Operazione Barcellona

Quanto costa DAVVERO trasferirsi a Barcellona: il nostro budget

Il nostro foglio budget voce per voce: viaggio, alloggio temporaneo, caparre, burocrazia e fondo di sicurezza. Cifre previste e cifre reali, aggiornate a ogni tappa del trasferimento.

Pubblicato il 12 luglio 2026 · Aggiornato il 26 luglio 2026 · Lettura ~2 min

Il foglio, voce per voce

La domanda che tutti fanno e a cui nessuno risponde con cifre. Ecco il nostro foglio — quello vero, con la colonna delle spese reali che riempiamo mentre le sosteniamo.

Non partiamo alla cieca: a cavallo tra il 2023 e il 2024 abbiamo già vissuto sei mesi a Barcellona. Questo budget nasce da lì — dalla consapevolezza di cosa costa davvero la città, non da una stima buttata giù su un forum.

VoceCifra previstaCifra reale (in aggiornamento)
Viaggio + trasporto cose600 €270 € (voli) + 60 € (spedizioni) *
Primo alloggio temporaneo (1 mese)1.500 €1.600 € — temporada a Sant Andreu
Caparra + fee (Spotahome / HousingAnywhere)2.000 €2.080 €
Burocrazia (NIE, marche, certificati)200 €9,84 € *
Fondo di sicurezza (3 mesi di vita)4.000 €4.000 €
Totale per partire sereni8.300 €— in aggiornamento

* Voci ancora aperte: le spedizioni delle nostre cose sono in corso, e la burocrazia per ora è solo la tassa del NIE (9,84 €) — marche e certificati arriveranno strada facendo. Il totale reale è quindi destinato a salire: lo aggiorniamo qui a ogni spesa.

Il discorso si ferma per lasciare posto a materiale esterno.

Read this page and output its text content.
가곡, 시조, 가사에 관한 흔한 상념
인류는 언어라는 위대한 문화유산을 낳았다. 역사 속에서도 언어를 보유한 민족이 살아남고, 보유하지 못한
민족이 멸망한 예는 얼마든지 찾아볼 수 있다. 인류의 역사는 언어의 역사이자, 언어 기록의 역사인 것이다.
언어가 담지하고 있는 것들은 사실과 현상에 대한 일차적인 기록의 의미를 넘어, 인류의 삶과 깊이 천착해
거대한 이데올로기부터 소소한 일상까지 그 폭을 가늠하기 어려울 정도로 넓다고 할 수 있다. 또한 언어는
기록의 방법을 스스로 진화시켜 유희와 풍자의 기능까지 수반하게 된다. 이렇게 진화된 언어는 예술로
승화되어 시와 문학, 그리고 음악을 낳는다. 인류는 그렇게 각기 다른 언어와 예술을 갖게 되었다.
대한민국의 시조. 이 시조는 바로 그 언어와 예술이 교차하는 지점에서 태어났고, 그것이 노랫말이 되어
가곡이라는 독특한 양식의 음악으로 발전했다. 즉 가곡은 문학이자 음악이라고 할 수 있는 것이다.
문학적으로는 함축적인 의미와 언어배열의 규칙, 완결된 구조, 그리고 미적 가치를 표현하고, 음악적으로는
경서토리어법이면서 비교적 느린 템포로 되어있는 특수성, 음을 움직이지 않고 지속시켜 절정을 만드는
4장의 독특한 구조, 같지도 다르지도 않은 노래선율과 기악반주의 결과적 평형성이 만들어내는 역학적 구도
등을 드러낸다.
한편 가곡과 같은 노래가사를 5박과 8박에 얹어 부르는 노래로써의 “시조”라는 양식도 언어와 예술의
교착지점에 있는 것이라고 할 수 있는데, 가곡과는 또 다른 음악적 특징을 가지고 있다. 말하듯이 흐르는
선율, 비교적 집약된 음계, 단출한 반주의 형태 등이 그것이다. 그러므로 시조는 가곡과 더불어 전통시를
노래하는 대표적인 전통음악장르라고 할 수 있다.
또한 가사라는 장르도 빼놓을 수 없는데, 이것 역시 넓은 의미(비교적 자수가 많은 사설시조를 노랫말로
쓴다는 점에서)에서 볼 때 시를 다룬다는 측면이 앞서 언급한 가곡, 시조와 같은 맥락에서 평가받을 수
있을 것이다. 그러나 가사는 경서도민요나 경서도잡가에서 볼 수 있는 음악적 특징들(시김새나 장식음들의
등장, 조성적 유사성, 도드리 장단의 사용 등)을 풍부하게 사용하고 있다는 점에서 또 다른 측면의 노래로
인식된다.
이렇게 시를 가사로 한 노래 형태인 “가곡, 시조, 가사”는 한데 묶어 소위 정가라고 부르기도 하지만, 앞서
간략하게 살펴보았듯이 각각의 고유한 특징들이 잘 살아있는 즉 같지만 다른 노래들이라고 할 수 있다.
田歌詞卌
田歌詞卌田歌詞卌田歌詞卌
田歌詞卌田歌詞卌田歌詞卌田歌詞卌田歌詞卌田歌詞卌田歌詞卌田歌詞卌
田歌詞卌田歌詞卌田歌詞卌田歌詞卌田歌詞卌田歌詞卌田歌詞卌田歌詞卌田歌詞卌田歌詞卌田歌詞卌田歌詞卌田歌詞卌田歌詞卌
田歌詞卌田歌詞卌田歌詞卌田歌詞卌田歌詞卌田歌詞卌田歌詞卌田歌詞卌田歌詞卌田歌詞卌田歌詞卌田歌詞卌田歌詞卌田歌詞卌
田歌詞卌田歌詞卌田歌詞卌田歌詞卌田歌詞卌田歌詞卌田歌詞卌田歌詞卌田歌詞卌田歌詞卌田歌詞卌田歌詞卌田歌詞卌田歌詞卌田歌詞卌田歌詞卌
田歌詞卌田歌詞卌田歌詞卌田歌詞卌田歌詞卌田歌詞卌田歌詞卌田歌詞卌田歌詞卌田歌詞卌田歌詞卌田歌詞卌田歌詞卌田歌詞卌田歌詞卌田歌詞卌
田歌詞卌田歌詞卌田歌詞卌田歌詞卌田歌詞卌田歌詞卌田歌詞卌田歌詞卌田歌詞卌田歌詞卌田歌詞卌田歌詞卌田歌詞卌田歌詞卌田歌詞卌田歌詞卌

Il primo alloggio è un alquiler de temporada di un mese a Sant Andreu: 1.600 € contro i 1.500 € preventivati. Cento euro di scarto su una delle prime voci che si sono chiuse davvero — ed è il tipo di scostamento che ci aspettiamo di vedere anche sulle altre, motivo per cui il fondo di sicurezza resta dov’è.

Due note da chi ci è passato prima di noi: la caparra a Barcellona spesso non è un mese ma due, più eventuali fee di agenzia o di piattaforma; e il fondo di sicurezza non è paranoia, è il biglietto per non firmare il primo contratto orribile per disperazione.

Cosa NON c’è (ancora) in questa lista

Una voce la teniamo volutamente fuori dal conto: le commissioni d’agenzia sulla casa definitiva. Per due motivi.

Il primo, di speranza: puntiamo a un affitto gestito da un privato, per non regalare la classica mensilità + IVA all’agenzia. Il secondo, di strategia: per i primi mesi stiamo optando per un alquiler de temporada, che segue logiche di costo diverse dall’affitto di lunga durata. Se e quando firmeremo un contratto lungo con un’agenzia di mezzo, quella voce entrerà nel foglio — in chiaro, come tutto il resto.

Il primo documento da mettere in conto è il NIE, richiedibile dall’Italia. Tutti i passi, in ordine, nella checklist gratuita.

Domande rapide

Quanto serve per partire in due?

Il nostro budget previsto è di 8.300 € in due: viaggio, primo alloggio temporaneo, caparra e fee, burocrazia e un fondo di sicurezza di tre mesi. È una stima costruita sull’esperienza di sei mesi già vissuti a Barcellona, e tiene volutamente fuori le commissioni d’agenzia sulla casa definitiva. Nella tabella dell’articolo trovate come l’abbiamo costruito, voce per voce, con la colonna delle cifre reali che aggiorniamo a ogni tappa.

Quanto è la caparra a Barcellona?

Attenzione a non confondere due cose. La fianza (la caparra vera e propria) è di solito uno o due mesi e a fine contratto te la restituiscono. La fee d’agenzia, invece, è spesso una mensilità intera + IVA e non torna indietro: è la voce che pesa davvero. E quanto pesa dipende dalla durata del contratto: spalmata su un affitto di lunga durata (larga estancia, fino a 5 anni) incide pochissimo; su un temporada di 6 o 12 mesi, con i canoni mensili di Barcellona, diventa una botta secca. È uno dei motivi per cui puntiamo a un privato.